With “Ghetto Tested,” which was tracked a mere two times, Ralston’s orchestra shifts from electric guitar to symphonic strings to mellotron brass. “I can’t tell you how I arrived at it or what it means,” says Ralston of the track. “But I can tell you it was the most challenging for everyone to figure out.” The depth of sounds he used, including instruments like a PortaSound (a $10 Yamaha keyboard that creeps up everywhere on the album), helped make the record sound unique. For as many instruments as he employed, he invited just as many guests.
In addition to his regular band, and whoever else stopped through Knoxville during recording, Miami friends the Postmarks stopped by. Vocalist Tim Yehezkely lent her voice to “I Guess I Wanted My Summer Now” and drummer Jon Wilkins performed on all but two of Sorry Vampire’s songs. “Last time I think I played about 80 percent of the instruments and I’m not qualified to play even half of those,” says Ralston, “so it was nice to have some professionals in there with me.” Wilkins and Ralston got on so well that the drummer took on a co-producer’s credit as he helped finish up the sessions.
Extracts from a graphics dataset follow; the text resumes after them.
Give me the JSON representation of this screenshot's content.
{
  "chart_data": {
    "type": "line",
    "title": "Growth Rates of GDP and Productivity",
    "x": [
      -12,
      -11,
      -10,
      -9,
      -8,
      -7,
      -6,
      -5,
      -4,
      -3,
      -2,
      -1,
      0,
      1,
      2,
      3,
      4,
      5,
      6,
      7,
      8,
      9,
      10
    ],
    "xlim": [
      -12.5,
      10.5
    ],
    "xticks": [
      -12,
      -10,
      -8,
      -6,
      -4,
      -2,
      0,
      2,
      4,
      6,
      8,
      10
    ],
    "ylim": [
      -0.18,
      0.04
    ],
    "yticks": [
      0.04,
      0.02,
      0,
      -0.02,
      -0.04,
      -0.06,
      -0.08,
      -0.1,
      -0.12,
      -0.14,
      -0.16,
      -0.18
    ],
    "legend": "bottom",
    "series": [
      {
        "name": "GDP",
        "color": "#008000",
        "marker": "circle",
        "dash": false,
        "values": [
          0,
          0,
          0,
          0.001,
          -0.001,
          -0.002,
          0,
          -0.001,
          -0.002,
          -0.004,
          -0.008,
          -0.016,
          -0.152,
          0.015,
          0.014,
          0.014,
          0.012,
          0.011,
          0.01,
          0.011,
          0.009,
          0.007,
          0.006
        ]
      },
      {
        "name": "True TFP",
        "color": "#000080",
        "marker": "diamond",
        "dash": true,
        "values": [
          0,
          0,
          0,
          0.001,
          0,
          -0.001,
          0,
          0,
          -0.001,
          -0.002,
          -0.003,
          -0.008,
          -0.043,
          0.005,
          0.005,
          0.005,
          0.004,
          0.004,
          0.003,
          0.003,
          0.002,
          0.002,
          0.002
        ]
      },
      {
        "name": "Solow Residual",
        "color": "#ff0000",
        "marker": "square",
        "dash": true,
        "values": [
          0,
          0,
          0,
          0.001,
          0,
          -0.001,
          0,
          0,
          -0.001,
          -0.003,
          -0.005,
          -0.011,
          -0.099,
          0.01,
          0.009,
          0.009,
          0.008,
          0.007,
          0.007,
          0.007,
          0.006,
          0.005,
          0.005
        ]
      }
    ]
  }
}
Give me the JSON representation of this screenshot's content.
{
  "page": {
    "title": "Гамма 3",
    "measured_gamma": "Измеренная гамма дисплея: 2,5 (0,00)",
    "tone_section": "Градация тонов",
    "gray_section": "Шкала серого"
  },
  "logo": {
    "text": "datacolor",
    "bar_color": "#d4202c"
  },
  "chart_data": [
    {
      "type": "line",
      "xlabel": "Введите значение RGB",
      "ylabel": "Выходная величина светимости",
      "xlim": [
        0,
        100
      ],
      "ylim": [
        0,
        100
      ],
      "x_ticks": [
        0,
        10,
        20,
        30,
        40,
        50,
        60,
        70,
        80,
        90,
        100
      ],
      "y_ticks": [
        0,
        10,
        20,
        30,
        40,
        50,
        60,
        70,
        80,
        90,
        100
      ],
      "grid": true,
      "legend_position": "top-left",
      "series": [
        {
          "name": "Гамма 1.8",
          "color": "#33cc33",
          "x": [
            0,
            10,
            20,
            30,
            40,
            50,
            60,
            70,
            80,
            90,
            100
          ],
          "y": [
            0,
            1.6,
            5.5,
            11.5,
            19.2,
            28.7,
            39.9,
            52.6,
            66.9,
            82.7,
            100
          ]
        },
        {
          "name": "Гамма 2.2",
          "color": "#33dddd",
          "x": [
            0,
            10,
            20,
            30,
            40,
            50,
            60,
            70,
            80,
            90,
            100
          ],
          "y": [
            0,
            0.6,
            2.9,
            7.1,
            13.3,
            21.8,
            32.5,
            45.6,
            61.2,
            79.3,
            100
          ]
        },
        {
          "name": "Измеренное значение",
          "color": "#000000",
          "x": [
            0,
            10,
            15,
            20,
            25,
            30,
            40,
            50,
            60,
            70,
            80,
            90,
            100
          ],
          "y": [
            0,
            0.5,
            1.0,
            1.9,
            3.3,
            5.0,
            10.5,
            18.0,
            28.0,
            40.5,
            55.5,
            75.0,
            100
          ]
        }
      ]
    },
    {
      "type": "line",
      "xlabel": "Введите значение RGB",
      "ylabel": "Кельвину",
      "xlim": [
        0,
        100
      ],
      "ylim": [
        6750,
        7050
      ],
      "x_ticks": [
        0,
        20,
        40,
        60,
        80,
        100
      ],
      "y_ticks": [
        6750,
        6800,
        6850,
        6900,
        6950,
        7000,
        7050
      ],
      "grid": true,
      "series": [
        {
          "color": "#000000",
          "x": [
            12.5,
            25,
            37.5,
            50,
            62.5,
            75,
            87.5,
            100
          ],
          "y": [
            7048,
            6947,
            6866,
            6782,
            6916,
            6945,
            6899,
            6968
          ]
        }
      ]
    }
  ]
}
To mix the record, Ralston teamed with Grammy-winning mixer Charles Dye (Lauryn Hill, Ricky Martin, Aerosmith), as he had done with the comparatively sparse Needle Bed. The pair whittled down Vampire’s hundreds of layers per song. “He just said, ‘I want it to have depth,’” Dye recalls. “I want it to feel three-dimensional.” The engineer began ignoring his first instincts, making “unconventional choices” to give it the desired 3-D sound. When they were done, Dye decided that this was the best record he’d ever worked on.
Reflecting, Dye says, “It’s an intensely beautiful epic, an amazing collection of songs, brilliant melodies and lyrics, very different sounds and texture. He’s really one of the best lyricists I’ve ever worked with – especially his sense of humor and the way that he plays with phrases. It’s not overt. It’s sort of this wry sense of humor.”
Sorry Vampire and all of its component parts became a monolith of sound. The back of the CD bears a note saying that the record was intentionally mixed quieter than other albums to preserve the original performances’ contrast between loud and soft, leaving it up to the listener to crank it. With so many pieces and nuances working together, this album more than deserves the distinction.
“Little things like that take a while,” Ralston says, referring to the art of creating such a sonically loaded album. “You can’t force them. You just have to wait for them to come to you.”